Just today, the 2013 Tour winner took a fall. He hopped back on his bike, but it’s likely that he’s in for a rough few days. One of the commentators covering the Tour asked Christian van de Velde, a former Tour rider himself, what someone thinks about when they take a fall. Are they thinking about how badly they’re hurt? Are they dreaming of getting back to the hotel and taking it easy?
Christian had a great answer: When someone falls, he said they “think forward.” By this he meant, they immediately start thinking ahead: What will it take for me to regain my rhythm? How can I recover, here and now? What’s the next obstacle on the road I need to be alert to? In other words, instead of dwelling on an error in judgment they might have made or someone else’s mistake and the difficulties it’s caused for them, they immediately shift into a proactive, problem-solving mode.
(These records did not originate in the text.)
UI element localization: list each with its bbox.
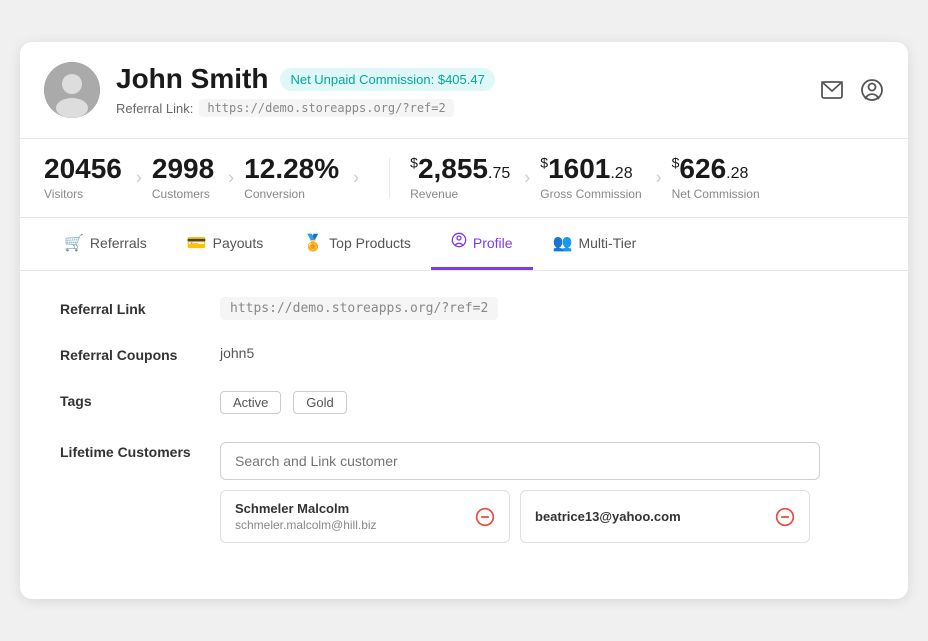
stat-gross-commission-label: Gross Commission	[540, 187, 641, 201]
stat-visitors-value: 20456	[44, 155, 122, 183]
profile-content: Referral Link https://demo.storeapps.org…	[20, 271, 908, 599]
header-info: John Smith Net Unpaid Commission: $405.4…	[116, 63, 495, 117]
lifetime-customers-value: Schmeler Malcolm schmeler.malcolm@hill.b…	[220, 442, 868, 543]
stat-customers-value: 2998	[152, 155, 214, 183]
stat-net-commission-label: Net Commission	[672, 187, 760, 201]
header-icons	[820, 78, 884, 102]
tab-profile-label: Profile	[473, 235, 513, 251]
email-button[interactable]	[820, 78, 844, 102]
referral-link-field-label: Referral Link	[60, 299, 220, 317]
lifetime-customers-label: Lifetime Customers	[60, 442, 220, 460]
stat-revenue-value: $2,855.75	[410, 155, 510, 183]
main-card: John Smith Net Unpaid Commission: $405.4…	[20, 42, 908, 599]
customers-list: Schmeler Malcolm schmeler.malcolm@hill.b…	[220, 490, 820, 543]
top-products-icon: 🏅	[303, 233, 323, 253]
stat-visitors-label: Visitors	[44, 187, 122, 201]
stats-bar: 20456 Visitors 2998 Customers 12.28% Con…	[20, 139, 908, 218]
stat-revenue: $2,855.75 Revenue	[410, 155, 530, 201]
stat-customers-label: Customers	[152, 187, 214, 201]
stat-divider-1	[389, 158, 390, 198]
referral-link-label: Referral Link:	[116, 101, 193, 116]
lifetime-customers-row: Lifetime Customers Schmeler Malcolm schm…	[60, 442, 868, 543]
remove-customer-1[interactable]	[775, 507, 795, 527]
profile-button[interactable]	[860, 78, 884, 102]
tab-profile[interactable]: Profile	[431, 218, 533, 270]
stat-gross-commission-value: $1601.28	[540, 155, 641, 183]
customer-name-0: Schmeler Malcolm	[235, 501, 377, 516]
tag-gold: Gold	[293, 391, 346, 414]
header-name-row: John Smith Net Unpaid Commission: $405.4…	[116, 63, 495, 95]
tab-referrals-label: Referrals	[90, 235, 147, 251]
stat-conversion-value: 12.28%	[244, 155, 339, 183]
tab-payouts-label: Payouts	[213, 235, 264, 251]
header-left: John Smith Net Unpaid Commission: $405.4…	[44, 62, 495, 118]
coupons-value: john5	[220, 345, 868, 361]
payouts-icon: 💳	[187, 233, 207, 253]
customer-email-0: schmeler.malcolm@hill.biz	[235, 518, 377, 532]
customer-info-1: beatrice13@yahoo.com	[535, 509, 681, 524]
tags-row: Tags Active Gold	[60, 391, 868, 414]
tags-label: Tags	[60, 391, 220, 409]
stat-visitors: 20456 Visitors	[44, 155, 142, 201]
tags-value: Active Gold	[220, 391, 868, 414]
remove-customer-0[interactable]	[475, 507, 495, 527]
stat-net-commission: $626.28 Net Commission	[672, 155, 780, 201]
tag-active: Active	[220, 391, 281, 414]
header-referral-url: https://demo.storeapps.org/?ref=2	[199, 99, 453, 117]
referral-link-value: https://demo.storeapps.org/?ref=2	[220, 297, 498, 320]
profile-tab-icon	[451, 232, 467, 253]
coupons-label: Referral Coupons	[60, 345, 220, 363]
header: John Smith Net Unpaid Commission: $405.4…	[20, 42, 908, 139]
customer-info-0: Schmeler Malcolm schmeler.malcolm@hill.b…	[235, 501, 377, 532]
customer-chip-0: Schmeler Malcolm schmeler.malcolm@hill.b…	[220, 490, 510, 543]
commission-badge: Net Unpaid Commission: $405.47	[280, 68, 494, 91]
stat-revenue-label: Revenue	[410, 187, 510, 201]
header-referral-row: Referral Link: https://demo.storeapps.or…	[116, 99, 495, 117]
tab-multi-tier-label: Multi-Tier	[578, 235, 636, 251]
stat-net-commission-value: $626.28	[672, 155, 760, 183]
tab-top-products-label: Top Products	[329, 235, 411, 251]
customer-chip-1: beatrice13@yahoo.com	[520, 490, 810, 543]
multi-tier-icon: 👥	[553, 233, 573, 253]
user-name: John Smith	[116, 63, 268, 95]
referral-link-row: Referral Link https://demo.storeapps.org…	[60, 299, 868, 317]
stat-customers: 2998 Customers	[152, 155, 234, 201]
stat-conversion: 12.28% Conversion	[244, 155, 359, 201]
stat-gross-commission: $1601.28 Gross Commission	[540, 155, 661, 201]
customer-name-1: beatrice13@yahoo.com	[535, 509, 681, 524]
tab-payouts[interactable]: 💳 Payouts	[167, 218, 284, 270]
search-customer-input[interactable]	[220, 442, 820, 480]
referral-link-field-value: https://demo.storeapps.org/?ref=2	[220, 299, 868, 316]
referrals-icon: 🛒	[64, 233, 84, 253]
tab-multi-tier[interactable]: 👥 Multi-Tier	[533, 218, 657, 270]
avatar	[44, 62, 100, 118]
tab-referrals[interactable]: 🛒 Referrals	[44, 218, 167, 270]
stat-conversion-label: Conversion	[244, 187, 339, 201]
tabs: 🛒 Referrals 💳 Payouts 🏅 Top Products Pro…	[20, 218, 908, 271]
coupons-row: Referral Coupons john5	[60, 345, 868, 363]
tab-top-products[interactable]: 🏅 Top Products	[283, 218, 431, 270]
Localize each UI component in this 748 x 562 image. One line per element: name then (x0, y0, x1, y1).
As elite athletes, Tour riders know that setbacks come with the territory and that they have to be managed strategically in order to minimize their impact. With three weeks of cycling, it’s possible to recover, regroup, and even triumph – if they stay focused on what’s ahead and on their overall target.
How can we apply this approach to our writing life? Here are a few ideas:
When we hit a writing roadblock, instead of falling into the Slough of Despond, we can quickly “think forward” and strategize about ways to regain our rhythm and momentum. We might shift to another chapter or scene of the same project – or set the project aside for the moment and work on something else. We might create a “mind map” for the scene or chapter that we see to be stuck on and see if a word or phrase crops of that triggers a new idea or pathway.
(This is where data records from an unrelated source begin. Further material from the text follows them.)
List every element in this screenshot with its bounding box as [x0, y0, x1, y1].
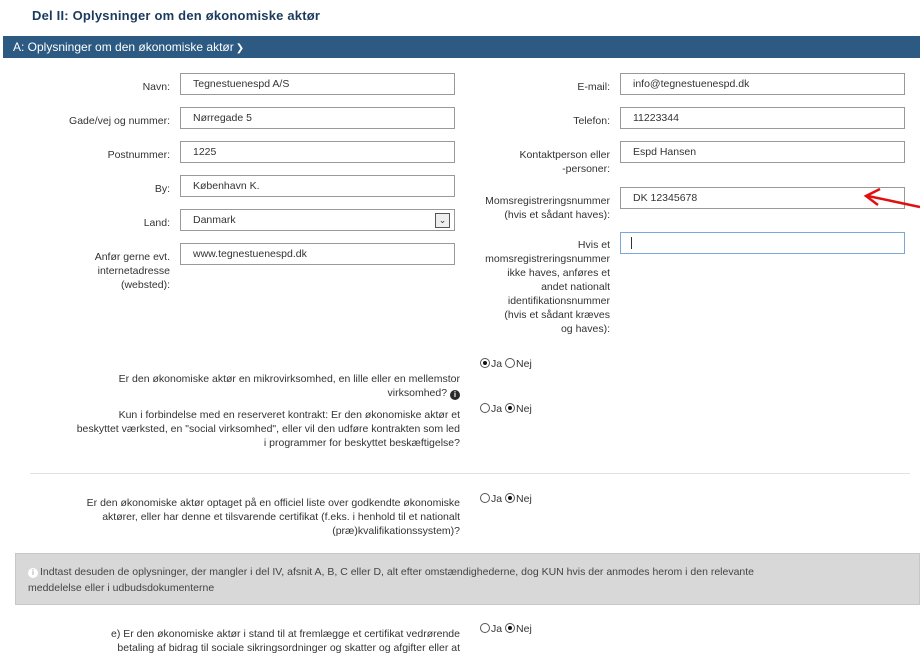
telefon-label: Telefon: [573, 115, 610, 127]
radio-nej[interactable] [505, 623, 516, 633]
kontakt-label: Kontaktperson eller -personer: [460, 148, 610, 176]
question-line: virksomhed? [387, 387, 448, 399]
question-official-list: Er den økonomiske aktør optaget på en of… [20, 496, 460, 538]
question-sme: Er den økonomiske aktør en mikrovirksomh… [20, 372, 460, 400]
text-cursor [631, 237, 632, 249]
radio-group-certificate: Ja Nej [480, 623, 532, 635]
kontakt-label-line: -personer: [562, 163, 610, 175]
internet-label-line: Anfør gerne evt. [94, 251, 170, 263]
info-box-line: Indtast desuden de oplysninger, der mang… [40, 566, 755, 578]
moms-label-line: Momsregistreringsnummer [485, 195, 610, 207]
land-value: Danmark [193, 214, 236, 226]
radio-label: Ja [491, 403, 503, 415]
annotation-arrow-icon [863, 187, 920, 209]
internet-field[interactable]: www.tegnestuenespd.dk [180, 243, 455, 265]
andet-id-label-line: ikke haves, anføres et [507, 267, 610, 279]
question-line: i programmer for beskyttet beskæftigelse… [263, 437, 460, 449]
internet-label-line: (websted): [120, 279, 170, 291]
radio-label: Nej [516, 493, 532, 505]
divider [30, 473, 910, 474]
radio-group-sme: Ja Nej [480, 358, 532, 370]
kontakt-label-line: Kontaktperson eller [519, 149, 610, 161]
question-line: Kun i forbindelse med en reserveret kont… [118, 409, 460, 421]
page-title: Del II: Oplysninger om den økonomiske ak… [32, 8, 321, 23]
postnummer-field[interactable]: 1225 [180, 141, 455, 163]
section-header-toggle[interactable]: A: Oplysninger om den økonomiske aktør ❯ [3, 36, 920, 58]
question-line: (præ)kvalifikationssystem)? [332, 525, 460, 537]
radio-label: Ja [491, 493, 503, 505]
radio-label: Nej [516, 623, 532, 635]
moms-label-line: (hvis et sådant haves): [504, 209, 610, 221]
question-reserved: Kun i forbindelse med en reserveret kont… [20, 408, 460, 450]
radio-nej[interactable] [505, 358, 516, 368]
chevron-down-icon[interactable]: ⌄ [435, 213, 450, 228]
navn-label: Navn: [142, 81, 170, 93]
land-label: Land: [143, 217, 170, 229]
radio-ja[interactable] [480, 493, 490, 503]
email-label: E-mail: [577, 81, 610, 93]
gade-field[interactable]: Nørregade 5 [180, 107, 455, 129]
andet-id-label-line: andet nationalt [541, 281, 610, 293]
internet-label: Anfør gerne evt. internetadresse (webste… [20, 250, 170, 292]
postnummer-label: Postnummer: [107, 149, 170, 161]
question-line: Er den økonomiske aktør en mikrovirksomh… [118, 373, 460, 385]
question-line: aktører, eller har denne et tilsvarende … [102, 511, 460, 523]
andet-id-label-line: Hvis et [577, 239, 610, 251]
radio-nej[interactable] [505, 493, 516, 503]
question-line: Er den økonomiske aktør optaget på en of… [86, 497, 460, 509]
by-field[interactable]: København K. [180, 175, 455, 197]
kontakt-field[interactable]: Espd Hansen [620, 141, 905, 163]
radio-label: Nej [516, 358, 532, 370]
question-line: beskyttet værksted, en "social virksomhe… [76, 423, 460, 435]
andet-id-field[interactable] [620, 232, 905, 254]
radio-label: Ja [491, 358, 503, 370]
moms-label: Momsregistreringsnummer (hvis et sådant … [450, 194, 610, 222]
radio-group-reserved: Ja Nej [480, 403, 532, 415]
question-certificate: e) Er den økonomiske aktør i stand til a… [20, 627, 460, 655]
email-field[interactable]: info@tegnestuenespd.dk [620, 73, 905, 95]
info-icon: i [28, 568, 38, 578]
info-box-line: meddelelse eller i udbudsdokumenterne [28, 582, 215, 594]
chevron-down-icon: ❯ [235, 43, 245, 54]
radio-label: Ja [491, 623, 503, 635]
gade-label: Gade/vej og nummer: [69, 115, 170, 127]
info-icon[interactable]: i [450, 390, 460, 400]
radio-ja[interactable] [480, 623, 490, 633]
navn-field[interactable]: Tegnestuenespd A/S [180, 73, 455, 95]
andet-id-label-line: momsregistreringsnummer [485, 253, 610, 265]
telefon-field[interactable]: 11223344 [620, 107, 905, 129]
radio-label: Nej [516, 403, 532, 415]
andet-id-label-line: identifikationsnummer [507, 295, 610, 307]
andet-id-label-line: og haves): [560, 323, 610, 335]
radio-ja[interactable] [480, 358, 490, 368]
question-line: e) Er den økonomiske aktør i stand til a… [111, 628, 460, 640]
by-label: By: [154, 183, 170, 195]
internet-label-line: internetadresse [97, 265, 170, 277]
radio-ja[interactable] [480, 403, 490, 413]
land-select[interactable]: Danmark ⌄ [180, 209, 455, 231]
andet-id-label: Hvis et momsregistreringsnummer ikke hav… [450, 238, 610, 336]
andet-id-label-line: (hvis et sådant kræves [504, 309, 610, 321]
question-line: betaling af bidrag til sociale sikringso… [117, 642, 460, 654]
info-box: i Indtast desuden de oplysninger, der man… [15, 553, 920, 605]
radio-group-official-list: Ja Nej [480, 493, 532, 505]
radio-nej[interactable] [505, 403, 516, 413]
section-header-label: A: Oplysninger om den økonomiske aktør [13, 40, 234, 54]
When we encounter a rejection, instead of letting it assault our confidence and slow our pace, we can “think forward” – and consider how we can use the feedback we’ve gotten. What can we extract from a turndown that might be useful? Is there a pattern in the kind of comments we’re receiving? If so, what weakness does it point to – and what steps can we take to address it?
When we’re in the midst of a revision, instead of feeling overwhelmed by all the work ahead of us, we can “think forward” – and regain the focus and purpose we drew on to get through a draft. We can find a revision rhythm that enables us to make steady progress and we can envision the long-term goal that we want to accomplish.
If you hit an obstacle today, why not respond like an elite athlete? Think forward – and write on!